Along those lines, we also said we would expect more profitable third and fourth quarters once those investments were largely completed, and this view has not changed, assuming that the short-term headwinds we are experiencing related to tariffs and persistent macroeconomic uncertainty ease. We continue to believe in our long-term prospects and intend to remain focused on cost management and generating strong, sustainable revenue growth.”
“we are really just getting warmed up” ← This is huge.
They prefaced their bullish comments with warnings about the macroeconomic environment. We’ll see if they use macro as an excuse in case they don’t deliver, but they also said they won’t be using that as an excuse.
“From our point of view, we're a small company, and we have the opportunity to really drive our own performance. I think it is a tougher environment out there, but we're not using that as any sort of shield or excuse.”
One thing that raises my confidence is the large amount of insider buying in May by three different insiders. These are all board members.
.Source: https://ceo.ca/insiders-dashboard?symbol=illm&transaction=buy-sell
Illumin has also started buybacks again after a long pause. Further supporting the share price at current levels.

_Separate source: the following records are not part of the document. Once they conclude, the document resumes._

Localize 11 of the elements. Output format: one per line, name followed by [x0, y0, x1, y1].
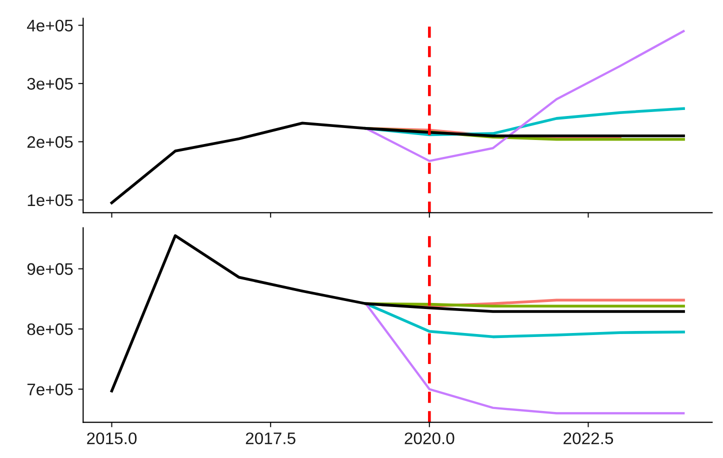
y-tick-label: 8e+05	[27, 323, 73, 336]
y-tick-label: 9e+05	[27, 263, 73, 275]
y-tick-label: 3e+05	[27, 78, 73, 90]
x-tick-label: 2022.5	[564, 432, 614, 444]
y-tick-label: 1e+05	[28, 194, 73, 206]
y-tick-label: 4e+05	[27, 20, 73, 32]
x-tick-label: 2017.5	[246, 432, 296, 444]
y-tick-label: 2e+05	[27, 136, 73, 148]
x-tick-label: 2020.0	[404, 432, 454, 444]
x-tick-label: 2015.0	[87, 432, 137, 444]
y-tick-label: 7e+05	[27, 384, 73, 396]
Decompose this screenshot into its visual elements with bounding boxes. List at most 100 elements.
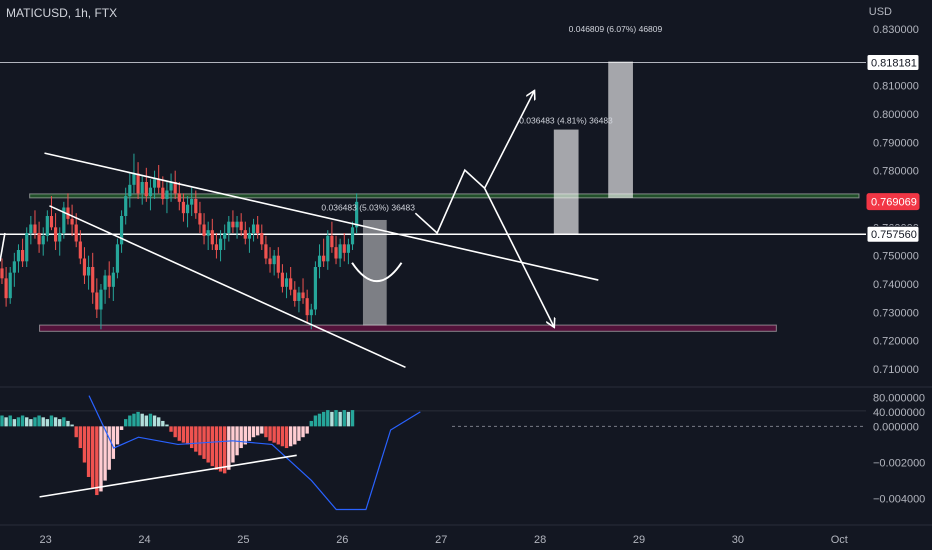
candle (268, 247, 272, 273)
oscillator-tick-label: 40.000000 (873, 407, 925, 419)
price-tick-label: 0.710000 (873, 364, 919, 376)
histogram-bar (288, 426, 293, 447)
candle (58, 227, 62, 256)
candle-body (231, 221, 235, 228)
candle-body (330, 235, 334, 248)
signal-line (88, 395, 421, 511)
price-badge-label: 0.769069 (871, 197, 917, 209)
histogram-bar (222, 426, 227, 474)
measure-label: 0.036483 (4.81%) 36483 (519, 116, 613, 126)
candle-body (161, 187, 165, 199)
candle-body (86, 267, 91, 276)
time-tick-label: 23 (40, 534, 52, 546)
measure-label: 0.046809 (6.07%) 46809 (569, 24, 663, 34)
candle (74, 213, 78, 248)
price-badge (866, 193, 920, 211)
histogram-bar (251, 426, 256, 438)
candle-body (29, 224, 33, 233)
candle-body (326, 235, 330, 262)
oscillator-tick-label: −0.002000 (873, 458, 925, 470)
candle (218, 230, 223, 262)
time-tick-label: 30 (732, 534, 744, 546)
histogram-bar (74, 426, 78, 438)
histogram-bar (136, 411, 140, 427)
candle (190, 187, 194, 216)
histogram-bar (99, 426, 103, 492)
histogram-bar (301, 426, 305, 438)
candle-body (16, 250, 21, 262)
candle (45, 210, 49, 242)
histogram-bar (218, 426, 223, 472)
time-tick-label: 24 (138, 534, 150, 546)
histogram-bar (103, 426, 107, 481)
candle (264, 235, 268, 265)
divergence-line (39, 454, 297, 498)
time-tick-label: 25 (237, 534, 249, 546)
histogram-bar (82, 426, 87, 463)
histogram-bar (144, 415, 149, 427)
price-tick-label: 0.730000 (873, 307, 919, 319)
histogram-bar (185, 426, 190, 445)
histogram-bar (255, 426, 260, 436)
histogram-bar (165, 424, 169, 427)
histogram-bar (49, 415, 54, 427)
candle-body (289, 278, 293, 290)
candle (326, 230, 330, 270)
histogram-bar (45, 419, 50, 427)
histogram-bar (268, 426, 272, 441)
candle-body (58, 233, 62, 242)
price-tick-label: 0.780000 (873, 166, 919, 178)
price-badge (866, 53, 920, 71)
candle (25, 227, 29, 267)
candle (148, 179, 153, 211)
histogram-bar (264, 426, 268, 438)
candle-body (173, 182, 177, 194)
candle-body (0, 268, 4, 279)
candle (330, 221, 334, 253)
candle-body (342, 244, 346, 253)
histogram-bar (214, 426, 219, 470)
price-badge-label: 0.818181 (871, 57, 917, 69)
candle (272, 250, 276, 276)
histogram-bar (313, 415, 318, 427)
symbol-label[interactable]: MATICUSD, 1h, FTX (6, 6, 118, 20)
histogram-bar (330, 411, 334, 427)
candle (276, 247, 280, 279)
bearish-path (483, 187, 554, 326)
candle (119, 210, 124, 253)
candle-body (157, 179, 161, 188)
candle-body (111, 272, 115, 287)
candle (194, 190, 198, 219)
candle-body (12, 261, 16, 273)
histogram-bar (280, 426, 285, 447)
rounded-bottom-arc (351, 262, 403, 282)
candle-body (305, 298, 309, 316)
candle (346, 238, 350, 265)
candle (231, 210, 235, 233)
candle-body (95, 292, 99, 310)
histogram-bar (128, 415, 132, 427)
histogram-bar (140, 413, 144, 427)
candle (214, 233, 219, 259)
candle-body (251, 224, 256, 233)
time-tick-label: 29 (633, 534, 645, 546)
candle (49, 196, 54, 231)
candle-body (355, 201, 359, 228)
histogram-bar (107, 426, 111, 470)
histogram-bar (317, 413, 322, 427)
candle-body (260, 233, 264, 245)
candle (223, 224, 227, 250)
candle-body (177, 193, 181, 202)
candle (20, 238, 25, 267)
candle (128, 173, 132, 208)
candle-body (297, 292, 301, 301)
histogram-bar (111, 426, 116, 459)
candle-body (350, 227, 355, 245)
oscillator-tick-label: 80.000000 (873, 392, 925, 404)
candle (338, 238, 342, 267)
price-badge-label: 0.757560 (871, 229, 917, 241)
candle-body (194, 199, 198, 214)
candle-body (268, 258, 272, 265)
histogram-bar (53, 417, 58, 427)
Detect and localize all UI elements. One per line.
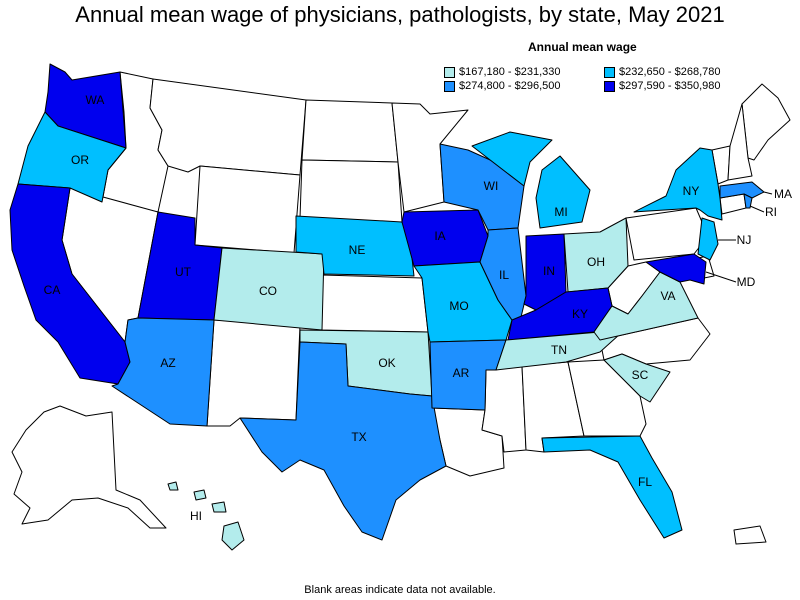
label-mi: MI <box>554 205 567 219</box>
state-rhode-island <box>743 193 753 209</box>
state-new-mexico <box>206 319 301 427</box>
label-ri: RI <box>765 205 777 219</box>
label-ar: AR <box>453 366 470 380</box>
label-fl: FL <box>638 475 652 489</box>
legend-title: Annual mean wage <box>528 40 637 54</box>
hawaii-island-big <box>221 521 245 551</box>
label-co: CO <box>259 284 277 298</box>
label-wi: WI <box>484 179 499 193</box>
state-wyoming <box>194 165 301 254</box>
hawaii-island-kauai <box>167 481 179 491</box>
state-arizona <box>111 317 215 427</box>
label-mo: MO <box>449 299 468 313</box>
legend-label-tier1: $167,180 - $231,330 <box>459 66 561 78</box>
state-new-hampshire <box>727 103 753 181</box>
legend-swatch-tier2 <box>604 66 615 78</box>
label-ny: NY <box>683 184 700 198</box>
state-south-carolina <box>603 353 671 403</box>
state-california <box>9 183 131 385</box>
state-texas <box>239 341 447 541</box>
label-ok: OK <box>378 356 395 370</box>
label-il: IL <box>499 268 509 282</box>
leader-line-ri <box>749 205 765 213</box>
label-tn: TN <box>551 343 567 357</box>
state-montana <box>149 78 307 176</box>
hawaii-island-oahu <box>193 489 207 501</box>
label-ut: UT <box>175 265 192 279</box>
legend-swatch-tier3 <box>444 80 455 92</box>
state-maine <box>741 83 791 161</box>
label-oh: OH <box>587 255 605 269</box>
state-alaska <box>11 405 167 529</box>
hawaii-island-maui <box>211 501 227 513</box>
state-pennsylvania <box>625 207 709 261</box>
state-maryland <box>645 253 707 285</box>
label-in: IN <box>543 264 555 278</box>
legend-label-tier4: $297,590 - $350,980 <box>619 80 721 92</box>
state-north-dakota <box>301 99 399 163</box>
blank-states <box>11 71 791 545</box>
legend-swatch-tier4 <box>604 80 615 92</box>
label-or: OR <box>71 153 89 167</box>
label-md: MD <box>737 275 756 289</box>
label-az: AZ <box>160 356 175 370</box>
state-puerto-rico <box>733 525 767 545</box>
label-wa: WA <box>86 93 105 107</box>
label-nj: NJ <box>737 233 752 247</box>
label-sc: SC <box>632 368 649 382</box>
data-states <box>9 63 765 551</box>
state-new-jersey <box>697 217 719 261</box>
legend-swatch-tier1 <box>444 66 455 78</box>
legend-item-tier3: $274,800 - $296,500 <box>444 80 561 92</box>
label-va: VA <box>660 289 675 303</box>
label-hi: HI <box>190 509 202 523</box>
state-hawaii <box>167 481 245 551</box>
map-title: Annual mean wage of physicians, patholog… <box>75 2 725 27</box>
label-ia: IA <box>434 229 445 243</box>
state-michigan <box>471 131 591 229</box>
leader-line-ma <box>763 191 773 195</box>
state-kansas <box>319 274 429 333</box>
state-new-york <box>633 147 723 221</box>
footnote: Blank areas indicate data not available. <box>304 584 496 596</box>
label-ky: KY <box>572 307 588 321</box>
state-labels: WA OR CA UT CO AZ NE OK TX IA MO AR WI I… <box>44 93 792 523</box>
legend-item-tier2: $232,650 - $268,780 <box>604 66 721 78</box>
label-tx: TX <box>351 430 366 444</box>
state-oregon <box>17 111 127 203</box>
state-florida <box>541 435 683 539</box>
label-ma: MA <box>774 187 792 201</box>
legend-label-tier3: $274,800 - $296,500 <box>459 80 561 92</box>
legend-item-tier1: $167,180 - $231,330 <box>444 66 561 78</box>
legend-label-tier2: $232,650 - $268,780 <box>619 66 721 78</box>
leader-lines <box>705 191 773 283</box>
legend-item-tier4: $297,590 - $350,980 <box>604 80 721 92</box>
leader-line-md <box>705 271 737 283</box>
label-ne: NE <box>349 243 366 257</box>
label-ca: CA <box>44 283 61 297</box>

Source: https://ceo.ca/insiders-dashboard?symbol=illm&insider=illumin+Holdings+Inc.
Summary
I really like the current situation with Illumin stock at the moment. Macro fears and WeightWatchers restructuring took the stock down. The valuation is very cheap. The downside is limited due to high net cash and insider buying, and buybacks are providing support for the current share price. Q2 is expected to be better than Q1. The 2nd half is expected to be better than the 1st half. New features are being released, and previously neglected business lines are being reinvigorated. The new CEO is overhauling the marketing and sales strategy. I think this is a strong set-up for consistent growth and revaluation of the stock.
My favorite position to add to right now.